Summing All Elements of a 1D Array
If you have a one-dimensional array, you can use the numpy.sum() function to calculate the sum of all its elements. Following is an example −
import numpy as np # Define a 1D array arr = np.array([1, 2, 3, 4, 5]) # Calculate the sum of all elements total_sum = np.sum(arr) print("Total sum of the array:", total_sum)
Following is the output obtained −
Total sum of the array: 15
Summing Along a Specific Axis in a 2D Array
In a two-dimensional array, you can compute the sum along a specific axis. For example, summing along the rows or columns −
import numpy as np # Define a 2D array arr_2d = np.array([[1, 2, 3], [4, 5, 6], [7, 8, 9]]) # Sum along rows (axis=1) sum_rows = np.sum(arr_2d, axis=1) # Sum along columns (axis=0) sum_columns = np.sum(arr_2d, axis=0) print("Sum along rows:", sum_rows) print("Sum along columns:", sum_columns)
Following is the output obtained −
Sum along rows: [ 6 15 24] Sum along columns: [12 15 18]
Summing with a Specified Data Type
You can also specify the data type in which you want the sum to be computed. This is especially useful when dealing with large numbers or when you need the result in a specific precision (such as float64). Here is an example −
import numpy as np # Define an array of integers arr_int = np.array([10, 20, 30]) # Calculate the sum with a specified data type (float64) sum_float = np.sum(arr_int, dtype=np.float64) print("Sum with dtype float64:", sum_float)
Following is the output obtained −
Sum with dtype float64: 60.0
Summing with "Keepdims" Parameter
The keepdims parameter helps preserve the dimensionality of the original array after the sum operation. If set to True, the result will have the same number of dimensions as the input array, but the size of the summed axes will be reduced to one.
import numpy as np # Define a 2D array arr_2d = np.array([[1, 2, 3], [4, 5, 6], [7, 8, 9]]) # Sum along columns while keeping dimensions sum_keepdims = np.sum(arr_2d, axis=0, keepdims=True) print("Sum with keepdims=True:", sum_keepdims)
Following is the output obtained −
Sum with keepdims=True: [[12 15 18]]
Applications of NumPy Sum
The numpy.sum() function has a wide range of applications in scientific computing, data analysis, and machine learning. Some common use cases are −
- Summing over rows or columns in matrices: In data science, you often need to calculate sums along specific axes to summarize data in tables or matrices.

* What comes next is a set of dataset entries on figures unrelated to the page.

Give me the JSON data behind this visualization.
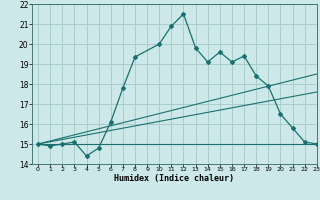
{
  "title": "",
  "xlabel": "Humidex (Indice chaleur)",
  "background_color": "#cde8e8",
  "grid_color": "#aacccc",
  "line_color": "#1a7070",
  "x_data": [
    0,
    1,
    2,
    3,
    4,
    5,
    6,
    7,
    8,
    10,
    11,
    12,
    13,
    14,
    15,
    16,
    17,
    18,
    19,
    20,
    21,
    22,
    23
  ],
  "y_main": [
    15.0,
    14.9,
    15.0,
    15.1,
    14.4,
    14.8,
    16.1,
    17.8,
    19.35,
    20.0,
    20.9,
    21.5,
    19.8,
    19.1,
    19.6,
    19.1,
    19.4,
    18.4,
    17.9,
    16.5,
    15.8,
    15.1,
    15.0
  ],
  "ylim": [
    14,
    22
  ],
  "xlim": [
    -0.5,
    23
  ],
  "yticks": [
    14,
    15,
    16,
    17,
    18,
    19,
    20,
    21,
    22
  ],
  "xticks": [
    0,
    1,
    2,
    3,
    4,
    5,
    6,
    7,
    8,
    9,
    10,
    11,
    12,
    13,
    14,
    15,
    16,
    17,
    18,
    19,
    20,
    21,
    22,
    23
  ],
  "reg_line1": {
    "x": [
      0,
      23
    ],
    "y": [
      15.0,
      18.5
    ]
  },
  "reg_line2": {
    "x": [
      0,
      23
    ],
    "y": [
      15.0,
      17.6
    ]
  },
  "flat_line": {
    "x": [
      0,
      23
    ],
    "y": [
      15.0,
      15.0
    ]
  }
}
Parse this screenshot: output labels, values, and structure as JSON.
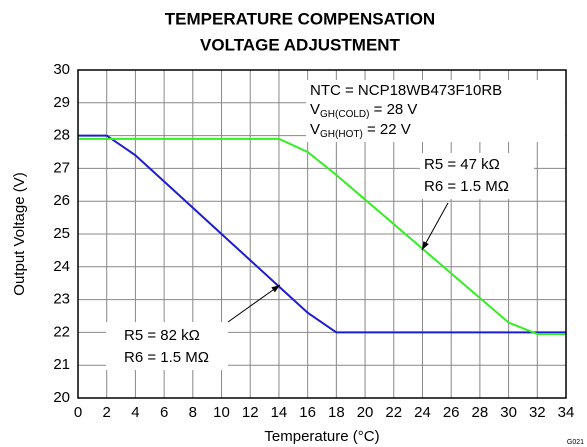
{
  "chart_data": {
    "type": "line",
    "title": [
      "TEMPERATURE COMPENSATION",
      "VOLTAGE ADJUSTMENT"
    ],
    "x_label": "Temperature (°C)",
    "y_label": "Output Voltage (V)",
    "x": [
      0,
      2,
      4,
      6,
      8,
      10,
      12,
      14,
      16,
      18,
      20,
      22,
      24,
      26,
      28,
      30,
      32,
      34
    ],
    "series": [
      {
        "name": "R5 = 82 kΩ, R6 = 1.5 MΩ",
        "color": "#1c1cd0",
        "values": [
          28,
          28,
          27.4,
          26.6,
          25.8,
          25.0,
          24.2,
          23.4,
          22.6,
          22,
          22,
          22,
          22,
          22,
          22,
          22,
          22,
          22
        ]
      },
      {
        "name": "R5 = 47 kΩ, R6 = 1.5 MΩ",
        "color": "#33ee22",
        "values": [
          27.9,
          27.9,
          27.9,
          27.9,
          27.9,
          27.9,
          27.9,
          27.9,
          27.5,
          26.8,
          26.05,
          25.3,
          24.55,
          23.8,
          23.05,
          22.3,
          21.95,
          21.95
        ]
      }
    ],
    "xlim": [
      0,
      34
    ],
    "xticks": [
      0,
      2,
      4,
      6,
      8,
      10,
      12,
      14,
      16,
      18,
      20,
      22,
      24,
      26,
      28,
      30,
      32,
      34
    ],
    "ylim": [
      20,
      30
    ],
    "yticks": [
      20,
      21,
      22,
      23,
      24,
      25,
      26,
      27,
      28,
      29,
      30
    ],
    "grid": true,
    "annotations": {
      "ntc": "NTC = NCP18WB473F10RB",
      "cold": {
        "main": "V",
        "sub": "GH(COLD)",
        "rest": " = 28 V"
      },
      "hot": {
        "main": "V",
        "sub": "GH(HOT)",
        "rest": " = 22 V"
      },
      "green_r5": "R5 = 47 kΩ",
      "green_r6": "R6 = 1.5 MΩ",
      "blue_r5": "R5 = 82 kΩ",
      "blue_r6": "R6 = 1.5 MΩ"
    },
    "figure_id": "G021"
  }
}
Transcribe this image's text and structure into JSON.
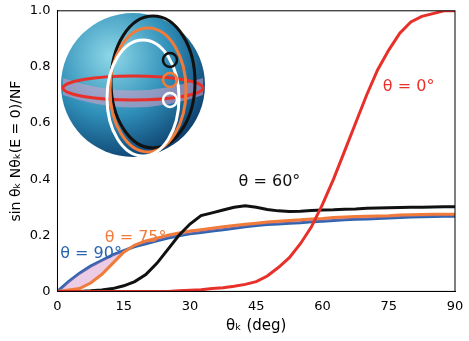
{
  "chart_data": {
    "type": "line",
    "x_label": "θₖ (deg)",
    "y_label": "sin θₖ Nθₖ(E = 0)/NF",
    "x": [
      0,
      2.5,
      5,
      7.5,
      10,
      12.5,
      15,
      17.5,
      20,
      22.5,
      25,
      27.5,
      30,
      32.5,
      35,
      37.5,
      40,
      42.5,
      45,
      47.5,
      50,
      52.5,
      55,
      57.5,
      60,
      62.5,
      65,
      67.5,
      70,
      72.5,
      75,
      77.5,
      80,
      82.5,
      85,
      87.5,
      90
    ],
    "series": [
      {
        "name": "θ = 0°",
        "color": "#e8302a",
        "values": [
          0,
          0,
          0,
          0,
          0,
          0,
          0,
          0,
          0,
          0,
          0,
          0.002,
          0.004,
          0.006,
          0.01,
          0.013,
          0.018,
          0.025,
          0.035,
          0.055,
          0.085,
          0.12,
          0.17,
          0.23,
          0.31,
          0.4,
          0.5,
          0.6,
          0.7,
          0.79,
          0.86,
          0.92,
          0.96,
          0.98,
          0.99,
          1.0,
          1.0
        ]
      },
      {
        "name": "θ = 60°",
        "color": "#111111",
        "values": [
          0,
          0,
          0,
          0.002,
          0.005,
          0.01,
          0.02,
          0.035,
          0.06,
          0.1,
          0.15,
          0.2,
          0.24,
          0.27,
          0.28,
          0.29,
          0.3,
          0.305,
          0.3,
          0.292,
          0.287,
          0.285,
          0.286,
          0.288,
          0.29,
          0.291,
          0.293,
          0.294,
          0.296,
          0.297,
          0.298,
          0.299,
          0.3,
          0.3,
          0.301,
          0.302,
          0.302
        ]
      },
      {
        "name": "θ = 75°",
        "color": "#f07b3a",
        "values": [
          0,
          0.005,
          0.01,
          0.03,
          0.06,
          0.1,
          0.14,
          0.165,
          0.18,
          0.19,
          0.2,
          0.208,
          0.215,
          0.22,
          0.225,
          0.23,
          0.235,
          0.239,
          0.243,
          0.247,
          0.25,
          0.253,
          0.255,
          0.258,
          0.26,
          0.263,
          0.265,
          0.267,
          0.268,
          0.269,
          0.27,
          0.272,
          0.273,
          0.274,
          0.275,
          0.275,
          0.275
        ]
      },
      {
        "name": "θ = 90°",
        "color": "#2a64ad",
        "values": [
          0,
          0.035,
          0.065,
          0.09,
          0.11,
          0.13,
          0.145,
          0.16,
          0.17,
          0.18,
          0.19,
          0.198,
          0.205,
          0.21,
          0.215,
          0.22,
          0.225,
          0.23,
          0.235,
          0.238,
          0.24,
          0.243,
          0.245,
          0.248,
          0.25,
          0.253,
          0.255,
          0.257,
          0.258,
          0.26,
          0.262,
          0.263,
          0.265,
          0.266,
          0.267,
          0.268,
          0.268
        ]
      }
    ],
    "annotations": [
      {
        "text": "θ = 0°",
        "x": 79.5,
        "y": 0.73
      },
      {
        "text": "θ = 60°",
        "x": 48,
        "y": 0.39
      },
      {
        "text": "θ = 75°",
        "x": 17.7,
        "y": 0.19
      },
      {
        "text": "θ = 90°",
        "x": 7.6,
        "y": 0.135
      }
    ],
    "xlim": [
      0,
      90
    ],
    "xticks": [
      0,
      15,
      30,
      45,
      60,
      75,
      90
    ],
    "ylim": [
      0,
      1
    ],
    "yticks": [
      0,
      {
        "value": 0.2,
        "label": "0.2"
      },
      {
        "value": 0.4,
        "label": "0.4"
      },
      {
        "value": 0.6,
        "label": "0.6"
      },
      {
        "value": 0.8,
        "label": "0.8"
      },
      {
        "value": 1,
        "label": "1.0"
      }
    ],
    "grid": false
  }
}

- Computing total values in an array: Summing elements in an array can help in financial analysis, statistics, and scientific computations, such as calculating the total of measurements or quantities.

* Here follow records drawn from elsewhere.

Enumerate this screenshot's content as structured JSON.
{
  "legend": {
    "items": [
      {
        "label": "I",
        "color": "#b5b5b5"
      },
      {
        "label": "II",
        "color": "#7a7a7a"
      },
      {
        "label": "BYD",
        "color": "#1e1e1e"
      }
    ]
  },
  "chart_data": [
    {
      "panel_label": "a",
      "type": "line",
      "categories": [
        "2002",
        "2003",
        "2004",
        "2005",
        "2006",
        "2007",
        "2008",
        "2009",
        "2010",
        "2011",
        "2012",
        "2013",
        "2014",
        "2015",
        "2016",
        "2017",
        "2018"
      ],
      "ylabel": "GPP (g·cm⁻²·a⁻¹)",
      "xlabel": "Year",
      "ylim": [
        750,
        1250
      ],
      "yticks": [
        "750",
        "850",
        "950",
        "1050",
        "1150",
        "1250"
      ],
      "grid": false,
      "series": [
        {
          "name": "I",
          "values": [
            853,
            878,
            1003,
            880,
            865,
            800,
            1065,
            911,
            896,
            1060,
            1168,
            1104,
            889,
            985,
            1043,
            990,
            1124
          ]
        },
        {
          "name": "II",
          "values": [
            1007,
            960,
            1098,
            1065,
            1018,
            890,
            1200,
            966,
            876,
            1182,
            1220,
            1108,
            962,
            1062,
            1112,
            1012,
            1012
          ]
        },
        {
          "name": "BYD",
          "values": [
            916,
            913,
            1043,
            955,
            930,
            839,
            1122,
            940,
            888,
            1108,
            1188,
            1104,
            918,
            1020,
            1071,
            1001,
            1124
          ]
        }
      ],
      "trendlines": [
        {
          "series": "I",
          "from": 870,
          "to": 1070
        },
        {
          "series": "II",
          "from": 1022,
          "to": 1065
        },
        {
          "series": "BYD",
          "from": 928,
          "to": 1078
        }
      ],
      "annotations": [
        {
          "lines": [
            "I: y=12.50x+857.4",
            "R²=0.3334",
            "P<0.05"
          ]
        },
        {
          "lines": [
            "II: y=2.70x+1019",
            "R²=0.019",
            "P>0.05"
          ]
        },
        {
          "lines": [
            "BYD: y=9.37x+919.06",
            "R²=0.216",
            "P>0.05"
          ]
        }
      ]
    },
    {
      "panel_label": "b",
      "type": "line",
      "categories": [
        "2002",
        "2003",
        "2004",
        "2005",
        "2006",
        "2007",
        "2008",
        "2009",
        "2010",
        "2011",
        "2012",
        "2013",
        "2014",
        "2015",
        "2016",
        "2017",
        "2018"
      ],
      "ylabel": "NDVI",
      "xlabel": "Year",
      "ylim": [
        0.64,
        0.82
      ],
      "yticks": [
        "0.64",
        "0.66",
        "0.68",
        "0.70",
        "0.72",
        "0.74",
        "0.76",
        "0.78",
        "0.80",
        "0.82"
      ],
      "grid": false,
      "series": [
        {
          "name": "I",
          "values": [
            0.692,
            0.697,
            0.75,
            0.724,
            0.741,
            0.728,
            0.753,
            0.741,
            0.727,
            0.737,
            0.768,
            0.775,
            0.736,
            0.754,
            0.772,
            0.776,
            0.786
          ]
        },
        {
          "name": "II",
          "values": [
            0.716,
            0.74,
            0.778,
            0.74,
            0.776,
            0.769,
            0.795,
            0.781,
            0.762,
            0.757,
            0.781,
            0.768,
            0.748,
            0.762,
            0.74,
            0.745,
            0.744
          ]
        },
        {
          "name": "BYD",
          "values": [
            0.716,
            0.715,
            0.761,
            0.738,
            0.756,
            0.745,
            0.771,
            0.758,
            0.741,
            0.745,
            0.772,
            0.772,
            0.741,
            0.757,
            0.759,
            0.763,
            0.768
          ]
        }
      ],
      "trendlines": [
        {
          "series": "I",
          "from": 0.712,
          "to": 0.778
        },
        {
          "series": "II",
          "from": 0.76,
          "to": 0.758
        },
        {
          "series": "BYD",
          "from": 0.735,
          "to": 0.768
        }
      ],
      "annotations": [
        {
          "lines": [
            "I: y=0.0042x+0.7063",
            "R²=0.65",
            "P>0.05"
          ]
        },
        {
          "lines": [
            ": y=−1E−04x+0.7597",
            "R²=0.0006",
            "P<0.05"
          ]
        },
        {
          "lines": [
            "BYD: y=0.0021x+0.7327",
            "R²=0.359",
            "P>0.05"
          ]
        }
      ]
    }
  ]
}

- Data aggregation: When analyzing data, summing values can be part of aggregation operations, such as finding total sales or calculating the cumulative sum of some data points.
- Feature scaling: In machine learning, the sum of features is often used in data normalization or scaling to adjust the range of features.
Optimizing the Sum Calculation
NumPy is optimized for fast array operations, and the numpy.sum() function is highly efficient. However, there are a few ways to further optimize your sum calculations −
- Using the out parameter: If you want to store the result of the sum in a pre-existing array, you can use the out parameter, which avoids creating a new array and helps save memory.
- Using axis wisely: Specify the axis only when necessary. Summing over the whole array by default is the fastest operation, but summing along specific axes might be slower depending on the data.